Nicolas Burquier, Pizza Hut's chief customer and operations officer in the U.S., said in an interview with Bloomberg, "We are pretty obsessed with improving the customer experience. The more we can get closer to their homes or the point of delivery, the better and hotter the product will be."
Now, it's important to note that the word autonomy is being bandied about in stories covering this pizza truck, which makes sense since the two companies are indeed exploring that possibility. That's referring to the process of heating up a pizza; the Toyota Tundra that forms the basis of the machine is driven by a human being. It is a zero-emission vehicle, though. Its gasoline-burning engine was yanked and replaced with the guts of a Toyota Mirai hydrogen fuel cell car, so the only thing emitted from this truck's tailpipe is water.

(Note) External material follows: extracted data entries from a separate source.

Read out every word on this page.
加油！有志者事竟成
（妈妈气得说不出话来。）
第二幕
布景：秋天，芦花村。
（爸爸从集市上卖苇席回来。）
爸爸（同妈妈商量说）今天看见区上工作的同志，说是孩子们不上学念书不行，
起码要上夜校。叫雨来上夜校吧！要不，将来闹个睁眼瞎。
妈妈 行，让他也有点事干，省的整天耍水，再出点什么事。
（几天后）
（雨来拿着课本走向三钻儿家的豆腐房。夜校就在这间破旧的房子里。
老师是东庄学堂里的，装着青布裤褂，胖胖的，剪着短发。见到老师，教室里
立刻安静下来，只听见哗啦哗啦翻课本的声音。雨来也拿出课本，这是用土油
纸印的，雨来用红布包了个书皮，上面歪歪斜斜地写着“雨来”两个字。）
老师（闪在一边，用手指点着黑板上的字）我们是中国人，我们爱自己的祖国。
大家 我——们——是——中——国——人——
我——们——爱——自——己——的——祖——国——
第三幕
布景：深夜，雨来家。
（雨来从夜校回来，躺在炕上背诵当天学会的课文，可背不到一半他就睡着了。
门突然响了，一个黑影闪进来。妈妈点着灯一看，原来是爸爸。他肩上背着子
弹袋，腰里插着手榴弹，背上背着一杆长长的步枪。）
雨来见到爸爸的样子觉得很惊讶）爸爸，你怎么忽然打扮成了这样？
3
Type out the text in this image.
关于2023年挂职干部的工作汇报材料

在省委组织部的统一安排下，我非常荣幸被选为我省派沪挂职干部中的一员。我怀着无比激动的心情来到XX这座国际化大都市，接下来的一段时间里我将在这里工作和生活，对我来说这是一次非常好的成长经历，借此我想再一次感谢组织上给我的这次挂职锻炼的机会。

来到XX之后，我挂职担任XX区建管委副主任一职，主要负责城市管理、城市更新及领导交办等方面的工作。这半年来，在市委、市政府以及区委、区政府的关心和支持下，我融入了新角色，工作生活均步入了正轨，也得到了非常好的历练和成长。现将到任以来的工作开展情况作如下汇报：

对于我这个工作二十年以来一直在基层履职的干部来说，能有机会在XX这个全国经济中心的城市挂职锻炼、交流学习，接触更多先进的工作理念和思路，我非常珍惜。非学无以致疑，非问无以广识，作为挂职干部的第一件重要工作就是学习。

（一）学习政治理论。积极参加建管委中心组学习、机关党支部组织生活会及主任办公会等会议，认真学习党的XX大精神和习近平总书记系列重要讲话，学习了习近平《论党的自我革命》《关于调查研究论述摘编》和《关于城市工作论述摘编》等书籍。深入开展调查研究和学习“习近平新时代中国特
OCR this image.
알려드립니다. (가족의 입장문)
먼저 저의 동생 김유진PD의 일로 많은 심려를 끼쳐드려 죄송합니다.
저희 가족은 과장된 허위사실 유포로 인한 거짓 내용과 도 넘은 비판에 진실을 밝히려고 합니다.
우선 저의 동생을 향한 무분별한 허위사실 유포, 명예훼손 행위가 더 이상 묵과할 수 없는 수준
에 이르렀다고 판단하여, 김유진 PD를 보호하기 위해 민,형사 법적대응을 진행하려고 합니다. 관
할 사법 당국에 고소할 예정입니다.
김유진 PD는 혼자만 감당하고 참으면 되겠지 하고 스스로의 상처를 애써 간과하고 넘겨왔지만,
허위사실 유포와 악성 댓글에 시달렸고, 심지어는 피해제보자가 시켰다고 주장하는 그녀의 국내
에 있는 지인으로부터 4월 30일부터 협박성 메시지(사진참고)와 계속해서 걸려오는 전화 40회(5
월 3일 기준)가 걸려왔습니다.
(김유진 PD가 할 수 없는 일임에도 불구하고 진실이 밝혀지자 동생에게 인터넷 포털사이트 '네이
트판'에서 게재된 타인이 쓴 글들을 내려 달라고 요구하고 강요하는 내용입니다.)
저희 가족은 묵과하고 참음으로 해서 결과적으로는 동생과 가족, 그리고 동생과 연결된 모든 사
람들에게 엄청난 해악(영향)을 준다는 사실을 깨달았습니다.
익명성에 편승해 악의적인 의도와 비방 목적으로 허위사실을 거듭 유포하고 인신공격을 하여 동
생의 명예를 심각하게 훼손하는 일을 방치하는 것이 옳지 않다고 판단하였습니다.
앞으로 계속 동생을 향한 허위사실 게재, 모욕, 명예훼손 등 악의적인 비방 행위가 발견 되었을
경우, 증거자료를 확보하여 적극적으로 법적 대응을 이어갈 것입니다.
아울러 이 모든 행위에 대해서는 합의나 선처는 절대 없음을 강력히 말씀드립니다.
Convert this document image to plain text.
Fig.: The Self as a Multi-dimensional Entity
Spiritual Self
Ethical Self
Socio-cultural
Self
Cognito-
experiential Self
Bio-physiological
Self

As for the pizzas in the bed, those are stored in a refrigerator until needed, at which time a robotic arm will transfer a pie from the cooler to ventless conveyer oven. According to The Verge, the entire process takes six to seven minutes, and it all takes place right at the customer's home to ensure the pizza is as hot and fresh as possible.
There's not timetable as to when you might see an pickup-mounted automated pizza oven on a public road near you. We wouldn't hold our breath. That said, food delivery is one arena where self-driven vehicles could potentially make a splash.